ECLI:NL:GHLEE:2009:BH5086
Gerechtshof Leeuwarden
- Hoger beroep
- J.J. Beswerda
- S. Zwerwer
- A.J. Rietveld
- Rechtspraak.nl
Vrijspraak van verdachte in milieuzaken na ongewone voorvallen
In deze zaak heeft het Gerechtshof Leeuwarden op 6 maart 2009 uitspraak gedaan in hoger beroep tegen een vonnis van de economische politierechter in de rechtbank Groningen. De verdachte was ten laste gelegd dat zij een ongewoon voorval, dat nadelige gevolgen voor het milieu kon veroorzaken, niet tijdig had gemeld aan de Gedeputeerde Staten van de provincie. Dit betrof een incident op 8 november 2006 waarbij binnen het bedrijf van de verdachte een mengsel van bitumen, superflux en IPP was vrijgekomen. Het hof oordeelde dat er sprake was van ongewone voorvallen, maar dat het dossier geen basis bood voor de vaststelling dat er daadwerkelijk schade voor het milieu was ontstaan of dreigde te ontstaan. Hierdoor kon de verdachte niet worden veroordeeld voor het ten laste gelegde feit.
De economische politierechter had de verdachte eerder vrijgesproken van de beschuldigingen. De officier van justitie had hiertegen hoger beroep ingesteld, wat leidde tot het onderzoek in hoger beroep. Tijdens de zitting in hoger beroep heeft de advocaat-generaal gevorderd dat het hof de verdachte zou veroordelen tot een geldboete van € 1.200,-. Het hof heeft echter besloten het vonnis van de rechtbank te vernietigen en opnieuw recht te doen. Na beoordeling van de feiten en omstandigheden heeft het hof geconcludeerd dat de verdachte niet schuldig was aan de ten laste gelegde feiten en heeft zij haar vrijgesproken.
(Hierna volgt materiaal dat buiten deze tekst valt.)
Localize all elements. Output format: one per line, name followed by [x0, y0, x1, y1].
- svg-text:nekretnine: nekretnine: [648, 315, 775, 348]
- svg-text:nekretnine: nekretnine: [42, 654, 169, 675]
Het arrest benadrukt het belang van tijdige meldingen van ongewone voorvallen aan de bevoegde autoriteiten, zoals vastgelegd in de Wet milieubeheer. Echter, in dit geval was er onvoldoende bewijs dat er schade voor het milieu was of dreigde te ontstaan, wat leidde tot de vrijspraak van de verdachte.